Économie

Un Salon de l'agriculture sans vaches ni syndicats contestataires

21.02.2026 10h45

Un Salon de l'agriculture sans vaches ni syndicats contestataires

Emmanuel Macron a appelé les syndicats agricoles à être "derrière la ferme française".

Photo: KEYSTONE/EPA/Aurelien Morissard / POOL

Emmanuel Macron a inauguré samedi matin le Salon de l'agriculture à Paris, un événement sans vaches et sans la Confédération paysanne ni la Coordination rurale. Les deux organisations contestataires boycottent ce traditionnel rendez-vous.

'Je verrai avec la ministre, en bilatéral, chacun des syndicats qui le souhaite', a déclaré le président français quelques minutes avant l'inauguration. 'C'est un moment où tout le monde doit être derrière la ferme française, pas un moment de division.'

Les intentions de la Coordination rurale (CR), deuxième syndicat agricole marqué à droite voire à l'extrême droite et adepte des actions coup de poing, inquiètent et le chef de l'Etat était accompagné d'un important dispositif policier. Mais aucun 'bonnet jaune', emblème des membres de la CR, n'était visible autour de lui au moment de l'inauguration.

Samedi matin, son président Bertrand Venteau s'est dit ouvert à un rendez-vous commun avec 'tous les syndicats (...) Il y a la période de la guerre syndicale et la période où on doit construire', une déclaration plus apaisée que les appels à la mobilisation 'massive' de ses adhérents lancés vendredi.

'Pas une vitrine'

Troisième syndicat agricole, la Confédération paysanne a quant à elle décidé de 'boycotter l'ensemble des rendez-vous avec le président de la République'. 'On n'a pas envie de le sauver de cette situation de crise dont il est clairement responsable avec l'ensemble du gouvernement', a expliqué son porte-parole.

La CR et la Confédération paysanne auront chacun un stand mais refusent de faire du salon une 'vitrine' qui cacherait les difficultés rencontrées sur le terrain par les agriculteurs.

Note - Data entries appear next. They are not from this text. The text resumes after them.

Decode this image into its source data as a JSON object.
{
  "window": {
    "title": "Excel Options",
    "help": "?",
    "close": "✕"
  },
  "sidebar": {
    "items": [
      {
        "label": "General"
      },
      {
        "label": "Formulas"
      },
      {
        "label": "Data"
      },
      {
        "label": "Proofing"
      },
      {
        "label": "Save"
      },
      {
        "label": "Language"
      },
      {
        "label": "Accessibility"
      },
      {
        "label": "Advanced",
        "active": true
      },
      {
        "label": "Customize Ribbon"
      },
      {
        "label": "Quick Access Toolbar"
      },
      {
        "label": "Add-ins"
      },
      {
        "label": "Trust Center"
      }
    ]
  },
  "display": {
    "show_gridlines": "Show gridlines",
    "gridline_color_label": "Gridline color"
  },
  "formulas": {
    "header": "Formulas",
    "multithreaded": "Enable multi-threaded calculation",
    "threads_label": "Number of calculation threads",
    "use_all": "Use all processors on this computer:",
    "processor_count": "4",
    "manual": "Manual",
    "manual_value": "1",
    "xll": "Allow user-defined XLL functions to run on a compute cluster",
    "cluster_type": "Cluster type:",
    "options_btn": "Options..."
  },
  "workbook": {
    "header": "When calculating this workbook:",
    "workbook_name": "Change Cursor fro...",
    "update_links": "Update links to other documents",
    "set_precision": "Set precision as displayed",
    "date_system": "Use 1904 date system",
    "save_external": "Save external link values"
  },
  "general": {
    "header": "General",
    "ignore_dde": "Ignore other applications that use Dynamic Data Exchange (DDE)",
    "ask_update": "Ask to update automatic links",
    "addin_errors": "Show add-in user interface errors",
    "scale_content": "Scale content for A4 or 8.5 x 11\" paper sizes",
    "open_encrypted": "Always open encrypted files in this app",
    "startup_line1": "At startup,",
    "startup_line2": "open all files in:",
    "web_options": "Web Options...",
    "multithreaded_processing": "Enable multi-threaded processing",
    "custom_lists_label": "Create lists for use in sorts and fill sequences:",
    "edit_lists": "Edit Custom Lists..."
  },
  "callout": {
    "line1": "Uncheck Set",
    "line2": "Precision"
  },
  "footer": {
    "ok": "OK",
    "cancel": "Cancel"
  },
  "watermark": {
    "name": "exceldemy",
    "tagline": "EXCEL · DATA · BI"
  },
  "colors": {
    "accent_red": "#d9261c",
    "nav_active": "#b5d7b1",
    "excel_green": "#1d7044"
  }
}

Elles dénoncent la 'cogestion' entre la puissante alliance FNSEA-JA et le gouvernement sur les politiques agricoles.

La FNSEA, premier syndicat agricole français, et Jeunes Agriculteurs (JA), qui ont vu leur hégémonie chahutée par l'ascension de la CR aux dernières élections professionnelles, ont eux accepté le rendez-vous avec Emmanuel Macron même s'ils ont renoncé à obtenir de lui une 'vision' pour l'agriculture, à un peu plus d'un an de l'élection présidentielle.

Dermatose bovine

Trois hivers de suite, les agriculteurs ont sorti les tracteurs des hangars pour aller manifester dans les villes ou bloquer des autoroutes. En 2024 pour demander du revenu, de la considération et un avenir; en 2025 pour demander la concrétisation des promesses, repoussées par l'instabilité gouvernementale.

En 2026, c'est la gestion de la dermatose bovine dans le Sud-Ouest qui a fait déborder le vase, s'ajoutant aux inquiétudes sur l'accord de libre-échange UE-Mercosur, une balance commerciale agroalimentaire au bord du déficit et des aléas climatiques toujours plus intenses...

Aucun nouveau foyer ne s'est déclaré depuis le 2 janvier et des restrictions ont été levées dans le Sud-Ouest vendredi. Mais les éleveurs n'ont pas pour autant revisé leur décision de ne pas amener de bovins au salon et la CR et la Confédération paysanne continuent de contester la politique d'abattage total des troupeaux infectés.

Les tempêtes et les crues qui ont submergé de nombreuses cultures ces derniers jours ont assombri encore plus les esprits des agriculteurs, dont beaucoup n'ont pas la tête à la fête.